A quick note was that our application used Styled Components which I wasn’t too familiar with and what I thought was going to be the main pain point of the conversion. So I poked around on Google and tried implementing the animations I had spent time working on the day before. I made sure to ask about Styled Components and how animations specifically worked there. Then I came across this article and specifically this line:

"Keyframes are not supported by react-native. Use the ReactNative.Animated API."

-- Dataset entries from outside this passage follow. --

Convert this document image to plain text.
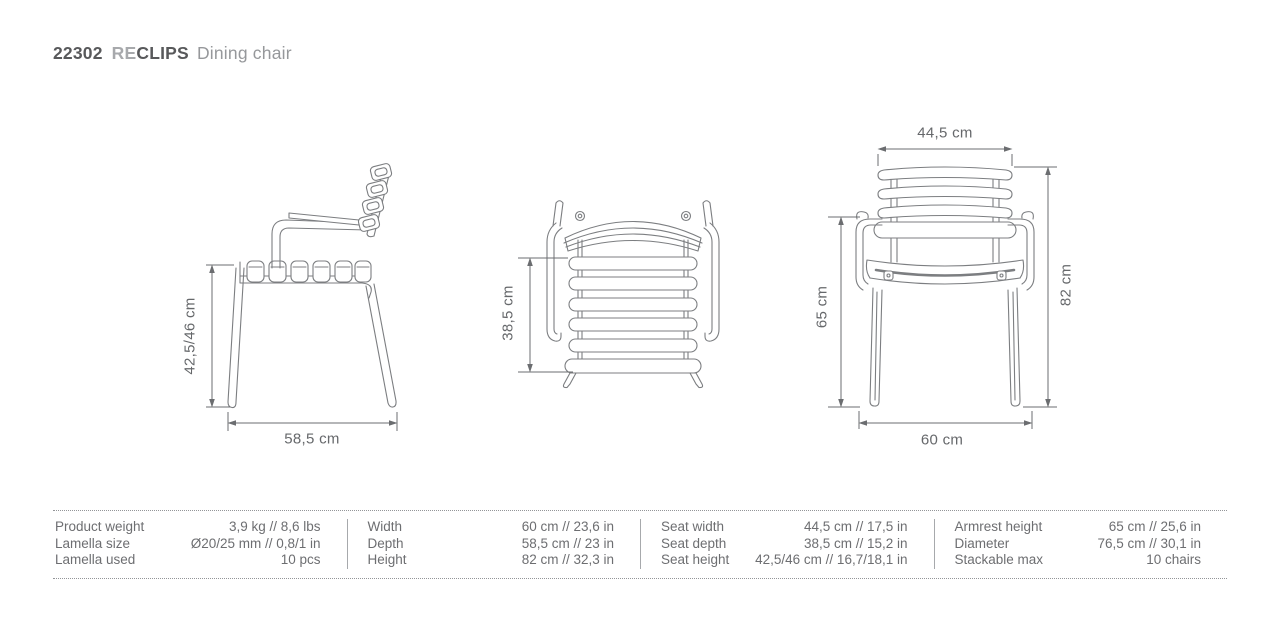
22302 RECLIPS Dining chair
42,5/46 cm
58,5 cm
38,5 cm
44,5 cm
65 cm
82 cm
60 cm
Product weight	3,9 kg // 8,6 lbs
Lamella size	Ø20/25 mm // 0,8/1 in
Lamella used	10 pcs
Width	60 cm // 23,6 in
Depth	58,5 cm // 23 in
Height	82 cm // 32,3 in
Seat width	44,5 cm // 17,5 in
Seat depth	38,5 cm // 15,2 in
Seat height 42,5/46 cm // 16,7/18,1 in
Armrest height	65 cm // 25,6 in
Diameter	76,5 cm // 30,1 in
Stackable max	10 chairs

So, I started Googling ReactNative.Animated API and went down that rabbit hole. I couldn’t really figure out how ReactNative.Animated worked and futilely tried to just cram my animation into the Styled Component. After a couple of hours, I ended up having to reach out to my coworker and asked if they had implemented React Native animations before and thankfully they had. They pointed me to the Animatable package and while it did eventually solve the problem, the implementation was not something I was (and still am not) happy with.


So first of all, this is not an exhaustive list of the differences between React and React Native for Web. These are the specific problems I had that really taught me, quite painfully I might add, that React and React Native for Web are very different and you leverage them differently. As a Front-End Engineer, there are tools that you’ll be used to having access to that you simply won’t have in React Native for Web because the underlining ecosystems are different. Yes you’re creating something that is meant to be viewed in a browser but your dev experience will be very different from writing React apps.

So when you’re choosing a front-end technology for your next project and someone asks “why not use React Native for Web. It’s just like React right?”, I hope this article can help you say “No, no it’s not.”